Hope for a brighter future — at least under U.S. supervision — had already stalled, though, according to some area veterans.
“I don’t think it would’ve helped being there any longer,” said Richmond resident Andrew Sellers, citing corruption in the U.S.-backed Afghan government.
Sellers, 32, joined the Army a few years after graduating from Keene High School and deployed to Afghanistan in 2010. During his 10½-month tour of duty, he said the priority largely seemed to be on winning the “hearts and minds” of the Afghan people, which often meant conducting humanitarian missions like delivering food and water.
Although he had moments of doubts, Sellers said he thinks the U.S. military presence did serve a purpose.
“I don’t think it was all for nothing … If we were able to prevent women from being stoned to death for 20 years, I think that’s a plus.”
Still, he said winning the war in Afghanistan, at least in conventional terms, was impossible — comparing the conflict to the United States’ ruinous efforts in Vietnam.
“We need to stop repeating history … Obviously, you have to be involved in foreign policy to an extent. I don’t know if making home in a foreign country in the middle of a religious conflict is the right idea.”
Twenty years later, Primrose, who retired in 2008 as a staff sergeant and now serves as facility manager at the Keene Family YMCA, said his views on foreign policy have changed.
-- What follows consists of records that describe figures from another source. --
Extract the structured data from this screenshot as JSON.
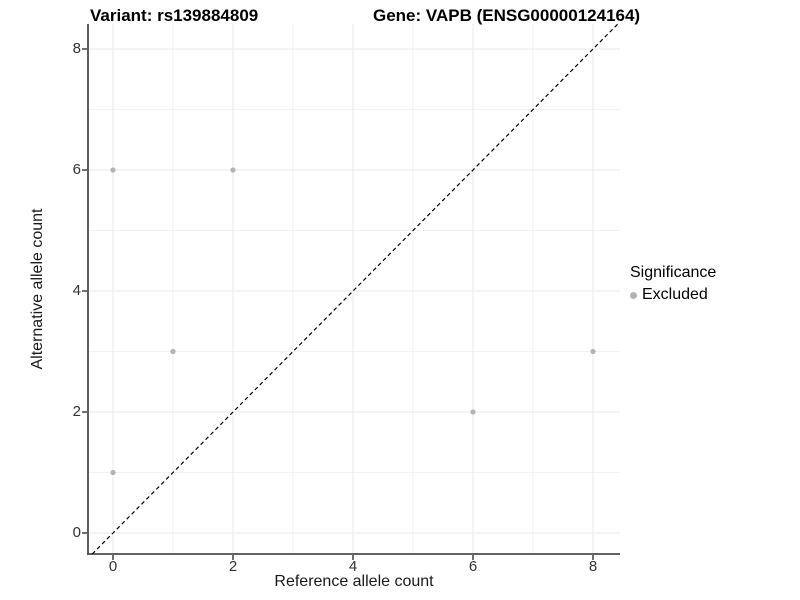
{
  "chart_data": {
    "type": "scatter",
    "titles": {
      "variant": "Variant: rs139884809",
      "gene": "Gene: VAPB (ENSG00000124164)"
    },
    "xlabel": "Reference allele count",
    "ylabel": "Alternative allele count",
    "xlim": [
      -0.45,
      8.45
    ],
    "ylim": [
      -0.45,
      8.45
    ],
    "x_ticks": [
      0,
      2,
      4,
      6,
      8
    ],
    "y_ticks": [
      0,
      2,
      4,
      6,
      8
    ],
    "x_minor_ticks": [
      1,
      3,
      5,
      7
    ],
    "y_minor_ticks": [
      1,
      3,
      5,
      7
    ],
    "grid": true,
    "series": [
      {
        "name": "Excluded",
        "color": "#b3b3b3",
        "points": [
          [
            0,
            1
          ],
          [
            0,
            6
          ],
          [
            1,
            3
          ],
          [
            2,
            6
          ],
          [
            6,
            2
          ],
          [
            8,
            3
          ]
        ]
      }
    ],
    "reference_line": {
      "type": "identity",
      "style": "dashed",
      "color": "#000000"
    },
    "legend": {
      "title": "Significance",
      "position": "right",
      "items": [
        {
          "label": "Excluded",
          "color": "#b3b3b3"
        }
      ]
    },
    "colors": {
      "grid_major": "#e8e8e8",
      "grid_minor": "#f2f2f2",
      "axis_line": "#4d4d4d",
      "tick_mark": "#333333"
    }
  }
}
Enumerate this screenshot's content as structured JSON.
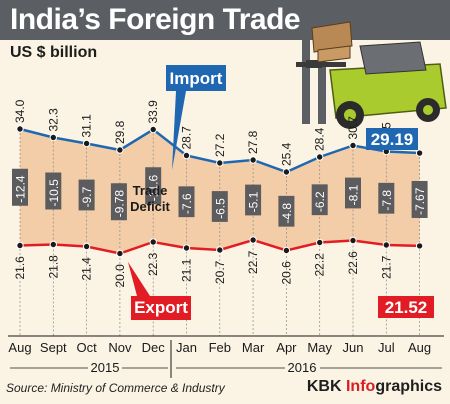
{
  "header": {
    "title": "India’s Foreign Trade",
    "unit": "US $ billion"
  },
  "footer": {
    "source": "Source: Ministry of Commerce & Industry",
    "credit_a": "KBK ",
    "credit_b": "Info",
    "credit_c": "graphics"
  },
  "colors": {
    "import": "#1f68b1",
    "export": "#e21c24",
    "band": "#f2c9a1",
    "title_bg": "#5b5e63",
    "deficit_box": "#5c5b5e"
  },
  "chart_data": {
    "type": "line",
    "title": "India’s Foreign Trade",
    "ylabel": "US $ billion",
    "categories": [
      "Aug",
      "Sept",
      "Oct",
      "Nov",
      "Dec",
      "Jan",
      "Feb",
      "Mar",
      "Apr",
      "May",
      "Jun",
      "Jul",
      "Aug"
    ],
    "years": [
      "2015",
      "2016"
    ],
    "series": [
      {
        "name": "Import",
        "values": [
          34.0,
          32.3,
          31.1,
          29.8,
          33.9,
          28.7,
          27.2,
          27.8,
          25.4,
          28.4,
          30.7,
          29.5,
          29.19
        ],
        "labels": [
          "34.0",
          "32.3",
          "31.1",
          "29.8",
          "33.9",
          "28.7",
          "27.2",
          "27.8",
          "25.4",
          "28.4",
          "30.7",
          "29.5",
          "29.19"
        ]
      },
      {
        "name": "Export",
        "values": [
          21.6,
          21.8,
          21.4,
          20.0,
          22.3,
          21.1,
          20.7,
          22.7,
          20.6,
          22.2,
          22.6,
          21.7,
          21.52
        ],
        "labels": [
          "21.6",
          "21.8",
          "21.4",
          "20.0",
          "22.3",
          "21.1",
          "20.7",
          "22.7",
          "20.6",
          "22.2",
          "22.6",
          "21.7",
          "21.52"
        ]
      }
    ],
    "deficit": {
      "name": "Trade Deficit",
      "values": [
        -12.4,
        -10.5,
        -9.7,
        -9.78,
        -11.6,
        -7.6,
        -6.5,
        -5.1,
        -4.8,
        -6.2,
        -8.1,
        -7.8,
        -7.67
      ],
      "labels": [
        "-12.4",
        "-10.5",
        "-9.7",
        "-9.78",
        "-11.6",
        "-7.6",
        "-6.5",
        "-5.1",
        "-4.8",
        "-6.2",
        "-8.1",
        "-7.8",
        "-7.67"
      ]
    },
    "grid": true,
    "legend": "inline"
  }
}
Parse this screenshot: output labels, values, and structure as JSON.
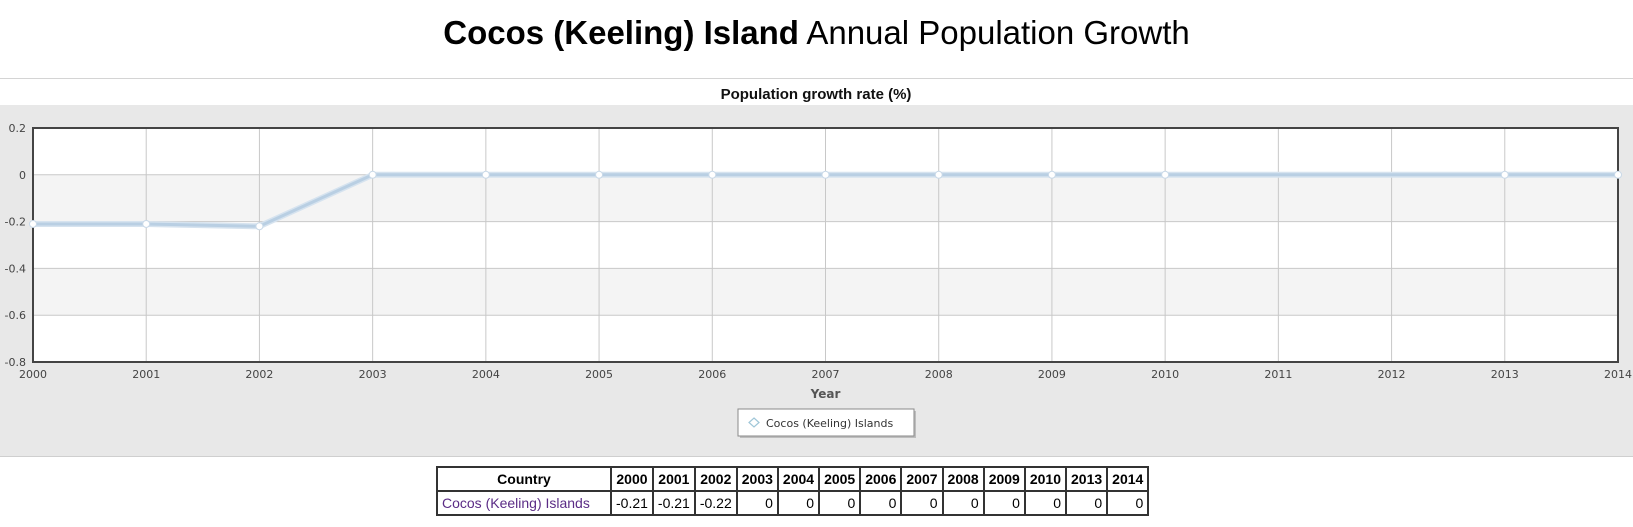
{
  "page": {
    "title_bold": "Cocos (Keeling) Island",
    "title_rest": "Annual Population Growth"
  },
  "colors": {
    "series_line": "#b9cfe3",
    "panel_bg": "#e8e8e8",
    "plot_band": "#f4f4f4",
    "country_link": "#5b2c86"
  },
  "chart_data": {
    "type": "line",
    "title": "Population growth rate (%)",
    "xlabel": "Year",
    "ylabel": "",
    "x": [
      2000,
      2001,
      2002,
      2003,
      2004,
      2005,
      2006,
      2007,
      2008,
      2009,
      2010,
      2011,
      2012,
      2013,
      2014
    ],
    "x_tick_labels": [
      "2000",
      "2001",
      "2002",
      "2003",
      "2004",
      "2005",
      "2006",
      "2007",
      "2008",
      "2009",
      "2010",
      "2011",
      "2012",
      "2013",
      "2014"
    ],
    "y_tick_labels": [
      "0.2",
      "0",
      "-0.2",
      "-0.4",
      "-0.6",
      "-0.8"
    ],
    "y_ticks": [
      0.2,
      0,
      -0.2,
      -0.4,
      -0.6,
      -0.8
    ],
    "ylim": [
      -0.8,
      0.2
    ],
    "xlim": [
      2000,
      2014
    ],
    "grid": true,
    "legend_position": "bottom-center",
    "series": [
      {
        "name": "Cocos (Keeling) Islands",
        "points": [
          {
            "x": 2000,
            "y": -0.21
          },
          {
            "x": 2001,
            "y": -0.21
          },
          {
            "x": 2002,
            "y": -0.22
          },
          {
            "x": 2003,
            "y": 0
          },
          {
            "x": 2004,
            "y": 0
          },
          {
            "x": 2005,
            "y": 0
          },
          {
            "x": 2006,
            "y": 0
          },
          {
            "x": 2007,
            "y": 0
          },
          {
            "x": 2008,
            "y": 0
          },
          {
            "x": 2009,
            "y": 0
          },
          {
            "x": 2010,
            "y": 0
          },
          {
            "x": 2013,
            "y": 0
          },
          {
            "x": 2014,
            "y": 0
          }
        ]
      }
    ]
  },
  "table": {
    "headers": [
      "Country",
      "2000",
      "2001",
      "2002",
      "2003",
      "2004",
      "2005",
      "2006",
      "2007",
      "2008",
      "2009",
      "2010",
      "2013",
      "2014"
    ],
    "rows": [
      [
        "Cocos (Keeling) Islands",
        "-0.21",
        "-0.21",
        "-0.22",
        "0",
        "0",
        "0",
        "0",
        "0",
        "0",
        "0",
        "0",
        "0",
        "0"
      ]
    ]
  }
}
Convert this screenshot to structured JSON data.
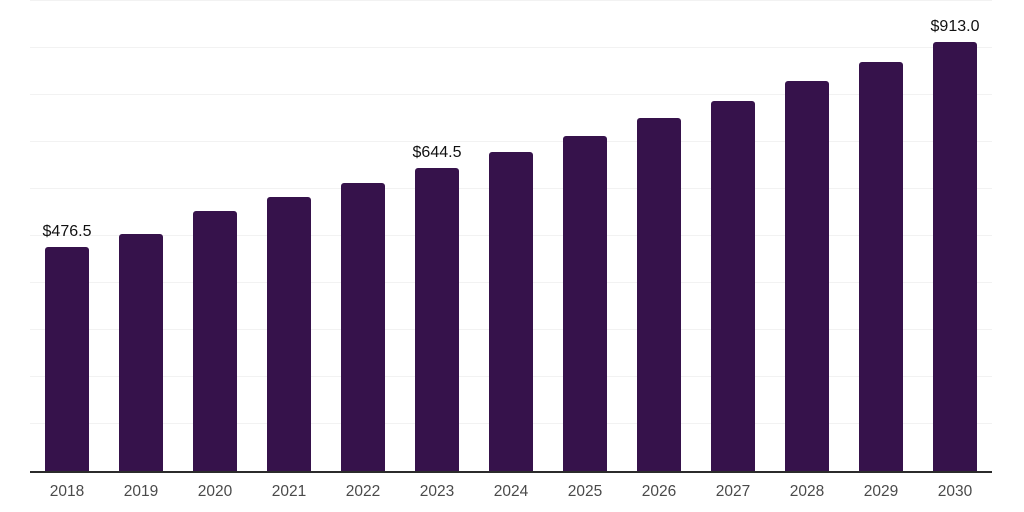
{
  "chart_data": {
    "type": "bar",
    "title": "",
    "xlabel": "",
    "ylabel": "",
    "categories": [
      "2018",
      "2019",
      "2020",
      "2021",
      "2022",
      "2023",
      "2024",
      "2025",
      "2026",
      "2027",
      "2028",
      "2029",
      "2030"
    ],
    "values": [
      476.5,
      504,
      553,
      583,
      613,
      644.5,
      679,
      712,
      751,
      787,
      829,
      870,
      913.0
    ],
    "value_labels_shown": [
      {
        "index": 0,
        "text": "$476.5"
      },
      {
        "index": 5,
        "text": "$644.5"
      },
      {
        "index": 12,
        "text": "$913.0"
      }
    ],
    "value_prefix": "$",
    "ylim": [
      0,
      1000
    ],
    "gridline_step": 100,
    "grid": "horizontal-faint",
    "legend": "none"
  },
  "style": {
    "bar_color": "#36124B",
    "gridline_color": "#f2f2f2",
    "axis_line_color": "#2b2b2b",
    "tick_label_color": "#4a4a4a",
    "value_label_color": "#111111",
    "background_color": "#ffffff"
  }
}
Rather than engaging in so-called “nation-building,” which he argued is costly and often ineffective, he said the U.S. should stick to strictly military operations, such as counterterrorism strikes.
“When I was young, I was all about just waving a big stick and running around,” he said. “As an adult now … all I give a f- — about is here.”
Despite misgivings about U.S. objectives in Afghanistan, though, Primrose noted that there haven’t been any large-scale terrorist attacks on American soil since Sept. 11.
“Even though it’s endless, it’s not fruitless,” he said of the war. “What we went through, it wasn’t for nothing.”